The Chukchi people of Siberia were the first to develop this amazing breed: small dogs with amazing stamina. Their economy and religious life were based on these dogs. The huskies were a measure of wealth and position. The dogs were so important to them that the Chukchi believed two huskies guarded the gates of heaven. In the 19th Century, Czarist troops tried to destroy the Chukchi people but they were able to outrun the Russian reindeers with their dogs and saved their nation.
In North America, sled dogs became of great importance during the gold rush. They were also valuable in the mail delivery system. Sled dogs did everything from carrying laundry, pulling boats and even rolling baseball fields.
The All Alaska Sweepstakes was a race first introduced in 1908. Sled dogs were raced from Nome to Candle and back. A Russian fur trader, William Goosak, was eager to win some money in the All Alaska Sweepstakes of 1909. That year, he travelled to the Anadyr river of Siberia and acquired some Siberian huskies. He travelled across the Bearing Strait to Alaska hoping to win the race. Everyone laughed at his dogs. They came to be called Siberian rats! The huskies were much smaller than the Alaskan Malamutes that made up the other teams. No one believed they had any chance of winning…or even finishing the race. The odds against his team were 100 to 1. Goosak’s team actually came in third place! Everyone was surprised at the endurance of these small dogs. A rumour states that the race was actually fixed. Goosak’s musher, Thorstrup, actually slowed down in the last bit of the race to make sure he didn’t take first place. Winning the race would have broken the bank of Nome. Meanwhile, other sled dogs were also making history. In 1909, Robert Peary and his lead dog POLARIS were the first to ever make it to the North Pole.

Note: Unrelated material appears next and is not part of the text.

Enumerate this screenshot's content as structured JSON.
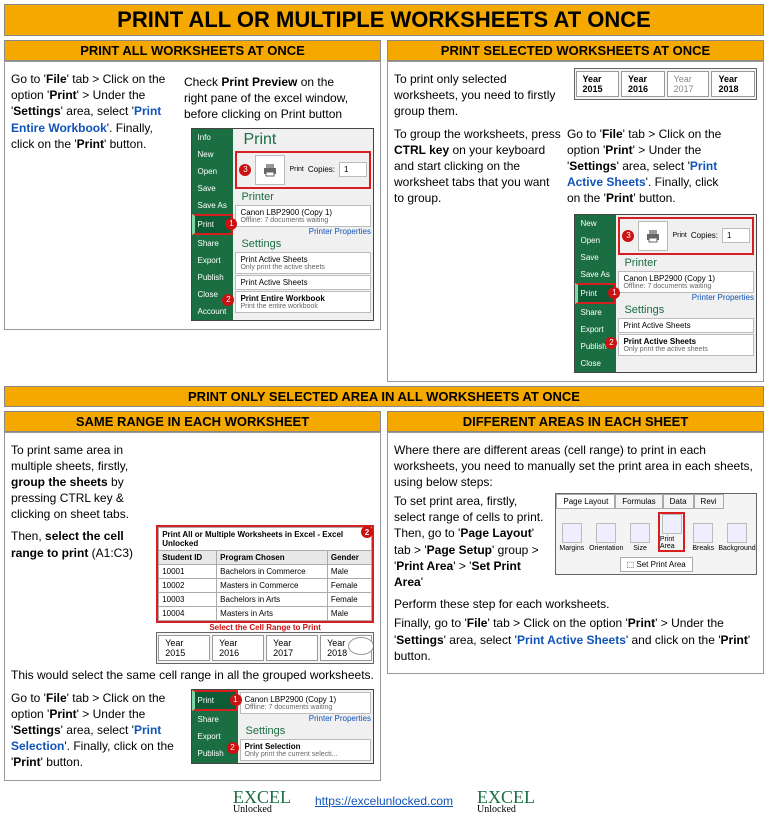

In 1910, John Ramsey travelled to the Markovo Fair to buy 70 Siberian huskies. He had been inspired by Goosak’s team and entered his dogs in the All Alaska Sweepstakes. His dogs took 1st, 2nd and 4th place! The reputation of the Siberian was made. The first placed team was led by a man named Iron Man Johnson and his lead dog KOLYMA. They travelled the distance in just 74 hours, 14 minutes and 37 seconds. No one has ever been able to beat this time. A race was run to commemorate the 75th anniversary of the Sweepstakes in 1983. The winning team, regardless of better nutrition and more sophisticated equipment, came in 10 hours slower than Johnson’s team.
Leonhard Seppala bought Ramsey’s dogs. He continued to enter the Sweepstakes and the huskies continued to win, taking first place in 1915, 1916 and 1917. World War I marked the end of the Sweepstakes.
It is in 1925 though that the huskies really made history. A Diptheria epidemic threatened Nome. The people of Nome were saved by the huskies. Several dog teams took part in what has now become the famous Serum Run. Through blizzards, they travelled 674 miles in just 5 days. The mail teams usually took 25 days to run the same distance. The last leg of the race was led by Gunnar Kaasen and his dog BALTO. A statue of Balto in New York’s Central Park honours all dogs that took part in the run. Seppala however believed that his great leader TOGO was the real hero of the race. Togo’s team actually ran one-third of the distance of the Serum Run. He became permanently lame after the race. He had run over 5000 miles in his career. In 1926, Togo received a medal for his work at Madison Square Garden.
Seppala was invited to tour several cities as a result of his heroism in the Serum Run. He took his dogs across the country to New England. There, he raced against Walden’s large dogs of the Chinook kennels. They were a mixture of Greenland and Canadian Eskimo and Mastiff. Again, everyone mocked the small huskies which of course won all the races. At the age of 11, CHINOOK, the original sire of the kennel, was actually the lead dog for Admiral Richard E. Byrd on his first trip to Antarctica. Interestingly, Chinook was actually the great grandson of Polaris. The Chinook kennels continued to train dogs for the 2nd and 3rd expeditions to the South Pole as well as for Search and Rescue teams in World War II.
Seppala, partnering with Elizabeth Ricker, established his kennel in Maine. His last race was in Lake Placid at the winter olympics of 1932 where sled racing was a demonstration sport. Harry Wheeler bought Seppala’s dogs and brought them to St. Jovite, Quebec. The ancestry of all of today’s registered huskies can be traced to the Seppala-Ricker or Harry Wheeler Kennels.